I also remember there were a lot of students who couldn’t do a push-up, so they had to do crunches instead. It’s not surprising that many folks can’t do a push-up, because push-ups are hard!

The way the fitness industry talks about push-ups makes it sound as if everyone can do them. But this is certainly not the case. It takes a lot of strength to do even a single push-up.

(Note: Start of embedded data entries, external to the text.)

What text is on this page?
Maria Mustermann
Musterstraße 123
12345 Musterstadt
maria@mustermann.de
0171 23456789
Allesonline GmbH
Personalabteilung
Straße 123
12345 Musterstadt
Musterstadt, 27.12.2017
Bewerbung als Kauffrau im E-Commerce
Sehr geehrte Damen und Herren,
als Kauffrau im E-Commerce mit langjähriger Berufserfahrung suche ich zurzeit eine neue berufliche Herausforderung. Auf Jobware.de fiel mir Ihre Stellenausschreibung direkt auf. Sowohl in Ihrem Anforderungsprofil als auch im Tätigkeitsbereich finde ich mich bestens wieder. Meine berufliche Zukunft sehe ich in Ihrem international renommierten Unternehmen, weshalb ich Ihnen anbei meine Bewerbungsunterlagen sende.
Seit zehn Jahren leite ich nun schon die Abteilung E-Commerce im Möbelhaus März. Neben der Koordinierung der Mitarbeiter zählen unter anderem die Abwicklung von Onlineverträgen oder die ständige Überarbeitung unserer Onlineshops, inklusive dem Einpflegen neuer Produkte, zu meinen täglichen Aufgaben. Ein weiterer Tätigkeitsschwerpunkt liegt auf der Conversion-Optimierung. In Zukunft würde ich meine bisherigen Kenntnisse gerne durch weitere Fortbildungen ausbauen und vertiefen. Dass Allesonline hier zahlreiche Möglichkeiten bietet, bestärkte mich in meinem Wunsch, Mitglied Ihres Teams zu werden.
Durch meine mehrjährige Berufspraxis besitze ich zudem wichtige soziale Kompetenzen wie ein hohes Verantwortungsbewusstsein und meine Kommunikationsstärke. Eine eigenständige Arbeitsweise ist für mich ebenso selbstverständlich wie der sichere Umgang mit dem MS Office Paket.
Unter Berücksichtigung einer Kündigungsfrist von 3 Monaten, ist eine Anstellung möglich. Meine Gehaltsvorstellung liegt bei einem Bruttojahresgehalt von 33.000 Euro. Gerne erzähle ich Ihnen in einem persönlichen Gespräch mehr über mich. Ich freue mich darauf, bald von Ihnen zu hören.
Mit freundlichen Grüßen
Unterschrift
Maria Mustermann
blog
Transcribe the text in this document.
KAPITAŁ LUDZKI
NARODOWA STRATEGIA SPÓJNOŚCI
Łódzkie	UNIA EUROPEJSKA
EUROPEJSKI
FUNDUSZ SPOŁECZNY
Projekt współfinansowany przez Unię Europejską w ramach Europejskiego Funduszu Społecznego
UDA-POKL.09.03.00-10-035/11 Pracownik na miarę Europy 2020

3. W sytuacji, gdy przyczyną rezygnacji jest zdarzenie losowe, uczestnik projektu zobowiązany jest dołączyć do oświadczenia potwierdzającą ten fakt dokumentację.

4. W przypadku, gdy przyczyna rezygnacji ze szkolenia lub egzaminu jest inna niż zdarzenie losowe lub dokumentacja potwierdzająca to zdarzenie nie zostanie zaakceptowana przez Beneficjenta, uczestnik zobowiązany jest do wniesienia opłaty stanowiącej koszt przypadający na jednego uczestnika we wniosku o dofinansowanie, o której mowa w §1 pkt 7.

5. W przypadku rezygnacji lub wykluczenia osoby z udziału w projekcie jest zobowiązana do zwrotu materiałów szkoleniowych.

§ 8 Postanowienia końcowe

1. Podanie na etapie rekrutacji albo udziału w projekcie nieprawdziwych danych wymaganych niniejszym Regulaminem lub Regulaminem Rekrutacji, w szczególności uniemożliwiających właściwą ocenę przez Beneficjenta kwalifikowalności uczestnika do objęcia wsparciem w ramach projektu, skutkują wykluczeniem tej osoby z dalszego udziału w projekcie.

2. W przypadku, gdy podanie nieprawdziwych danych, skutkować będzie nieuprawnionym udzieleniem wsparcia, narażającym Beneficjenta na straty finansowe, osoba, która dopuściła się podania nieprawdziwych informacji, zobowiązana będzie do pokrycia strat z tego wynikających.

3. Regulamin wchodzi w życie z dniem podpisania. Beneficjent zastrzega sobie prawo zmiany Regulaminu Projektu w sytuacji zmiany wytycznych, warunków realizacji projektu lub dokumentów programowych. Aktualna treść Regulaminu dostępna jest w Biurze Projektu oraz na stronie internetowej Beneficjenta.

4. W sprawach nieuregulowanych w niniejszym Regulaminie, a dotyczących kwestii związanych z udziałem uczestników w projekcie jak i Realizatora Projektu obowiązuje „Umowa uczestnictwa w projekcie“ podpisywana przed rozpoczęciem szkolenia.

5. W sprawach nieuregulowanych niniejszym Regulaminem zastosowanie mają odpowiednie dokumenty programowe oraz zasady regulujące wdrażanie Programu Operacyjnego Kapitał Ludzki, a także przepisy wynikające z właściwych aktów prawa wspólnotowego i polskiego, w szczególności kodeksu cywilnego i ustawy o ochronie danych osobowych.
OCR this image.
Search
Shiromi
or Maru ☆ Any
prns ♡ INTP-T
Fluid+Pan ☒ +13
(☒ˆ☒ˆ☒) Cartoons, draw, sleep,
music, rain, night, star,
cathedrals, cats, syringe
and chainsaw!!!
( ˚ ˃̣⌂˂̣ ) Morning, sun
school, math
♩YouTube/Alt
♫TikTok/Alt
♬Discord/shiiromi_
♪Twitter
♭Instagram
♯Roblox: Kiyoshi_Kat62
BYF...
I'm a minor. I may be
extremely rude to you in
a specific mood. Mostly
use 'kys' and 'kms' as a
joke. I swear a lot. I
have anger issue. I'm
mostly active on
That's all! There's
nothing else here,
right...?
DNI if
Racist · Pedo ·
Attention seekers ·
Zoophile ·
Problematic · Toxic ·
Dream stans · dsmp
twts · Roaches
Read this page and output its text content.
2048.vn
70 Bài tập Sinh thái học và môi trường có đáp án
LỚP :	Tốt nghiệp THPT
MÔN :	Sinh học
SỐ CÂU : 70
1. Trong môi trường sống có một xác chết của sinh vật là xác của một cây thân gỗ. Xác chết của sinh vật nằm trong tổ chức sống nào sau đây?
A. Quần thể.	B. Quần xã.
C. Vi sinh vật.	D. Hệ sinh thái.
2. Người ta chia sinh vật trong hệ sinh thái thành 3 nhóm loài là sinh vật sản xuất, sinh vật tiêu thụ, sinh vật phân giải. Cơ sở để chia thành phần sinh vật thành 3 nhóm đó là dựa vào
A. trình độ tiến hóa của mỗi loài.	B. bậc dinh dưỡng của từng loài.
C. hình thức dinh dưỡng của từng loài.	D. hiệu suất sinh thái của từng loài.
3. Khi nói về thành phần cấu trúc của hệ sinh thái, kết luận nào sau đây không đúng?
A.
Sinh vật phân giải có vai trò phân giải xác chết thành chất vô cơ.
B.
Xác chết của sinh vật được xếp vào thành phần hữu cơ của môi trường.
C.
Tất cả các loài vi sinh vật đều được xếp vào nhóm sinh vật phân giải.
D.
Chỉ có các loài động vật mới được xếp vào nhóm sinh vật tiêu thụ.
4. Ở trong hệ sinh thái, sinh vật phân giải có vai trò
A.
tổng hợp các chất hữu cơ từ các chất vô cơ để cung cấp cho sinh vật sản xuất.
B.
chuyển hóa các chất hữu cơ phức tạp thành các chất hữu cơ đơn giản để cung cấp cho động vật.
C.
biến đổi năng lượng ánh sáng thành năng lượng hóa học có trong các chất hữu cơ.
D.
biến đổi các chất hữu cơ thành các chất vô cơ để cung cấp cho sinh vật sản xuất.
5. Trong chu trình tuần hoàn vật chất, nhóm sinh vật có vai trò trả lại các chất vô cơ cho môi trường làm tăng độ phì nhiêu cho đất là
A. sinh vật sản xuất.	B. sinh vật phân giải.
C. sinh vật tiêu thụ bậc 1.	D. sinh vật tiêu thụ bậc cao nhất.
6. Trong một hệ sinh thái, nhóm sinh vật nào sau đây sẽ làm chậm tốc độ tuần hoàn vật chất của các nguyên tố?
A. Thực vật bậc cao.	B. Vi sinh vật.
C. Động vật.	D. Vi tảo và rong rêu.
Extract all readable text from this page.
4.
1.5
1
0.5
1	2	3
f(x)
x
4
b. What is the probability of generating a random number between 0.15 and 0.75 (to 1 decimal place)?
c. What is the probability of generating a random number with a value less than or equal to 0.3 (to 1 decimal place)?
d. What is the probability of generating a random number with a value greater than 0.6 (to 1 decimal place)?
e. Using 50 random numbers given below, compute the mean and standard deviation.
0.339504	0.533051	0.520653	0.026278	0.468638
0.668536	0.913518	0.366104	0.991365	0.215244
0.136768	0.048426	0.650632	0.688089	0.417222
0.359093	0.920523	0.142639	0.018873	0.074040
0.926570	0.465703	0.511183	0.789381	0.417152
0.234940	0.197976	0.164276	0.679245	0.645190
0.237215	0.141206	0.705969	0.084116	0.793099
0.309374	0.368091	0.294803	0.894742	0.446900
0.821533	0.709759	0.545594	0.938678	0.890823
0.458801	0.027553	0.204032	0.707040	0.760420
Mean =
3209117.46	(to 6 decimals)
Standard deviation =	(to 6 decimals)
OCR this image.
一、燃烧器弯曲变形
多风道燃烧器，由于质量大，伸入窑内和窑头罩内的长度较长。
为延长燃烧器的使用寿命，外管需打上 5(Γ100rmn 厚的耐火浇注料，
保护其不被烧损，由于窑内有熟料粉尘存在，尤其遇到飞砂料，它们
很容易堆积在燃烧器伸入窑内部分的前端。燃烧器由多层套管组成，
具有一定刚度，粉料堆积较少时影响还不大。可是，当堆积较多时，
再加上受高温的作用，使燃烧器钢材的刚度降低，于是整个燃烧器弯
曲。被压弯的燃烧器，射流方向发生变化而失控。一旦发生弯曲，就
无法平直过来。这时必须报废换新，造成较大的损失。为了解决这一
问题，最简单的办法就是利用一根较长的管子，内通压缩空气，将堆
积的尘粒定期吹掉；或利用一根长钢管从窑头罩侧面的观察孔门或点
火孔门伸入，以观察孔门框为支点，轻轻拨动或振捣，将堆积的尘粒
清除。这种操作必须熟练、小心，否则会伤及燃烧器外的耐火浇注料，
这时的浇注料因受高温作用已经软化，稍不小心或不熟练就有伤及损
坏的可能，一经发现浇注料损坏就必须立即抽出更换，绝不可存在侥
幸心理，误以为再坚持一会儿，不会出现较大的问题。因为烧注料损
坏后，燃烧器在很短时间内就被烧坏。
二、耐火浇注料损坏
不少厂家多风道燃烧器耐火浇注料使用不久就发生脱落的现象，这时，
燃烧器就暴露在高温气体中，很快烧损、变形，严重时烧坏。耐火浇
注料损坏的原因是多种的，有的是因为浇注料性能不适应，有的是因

If you can’t yet do a push-up, I’m going to show you how with this simple push-up progression program.

Here’s how it works…

  1. Start by doing incline push-ups on a bench that is about waist height. Align your back far enough that you touch the bench (or half-wall as pictured) to the bottom part of your chest. Be sure to keep your body rigid. This will ensure that your chest, arms and shoulders are doing all the work. Once you can complete 3 sets of 15 reps you’re ready to progress.

    Push-Up-1
  2. For the next set, the bench should be at knee height. Make sure that your feet are aligned so the bottom of your chest touches the bench and keep your body rigid. Once you can complete 4 sets of 15 reps, you are ready to take on the real deal!

    Push-Up-2
  3. Once you’ve reached this stage, it may take a great deal of effort to complete even one push-up. Be sure to stay on your toes, keep your body rigid and aim for the chest to hit the ground (even though it may not touch). Once your elbows are at 90 degrees, push yourself back up to the starting position and voila! You’ve completed a push-up. Now go brag to your friends!

    Push-Up-3

It may take some time to get to the full push-up, but that’s OK. Have patience and don’t move on to the next progression until you can complete all sets and reps. You’ll get there in no time!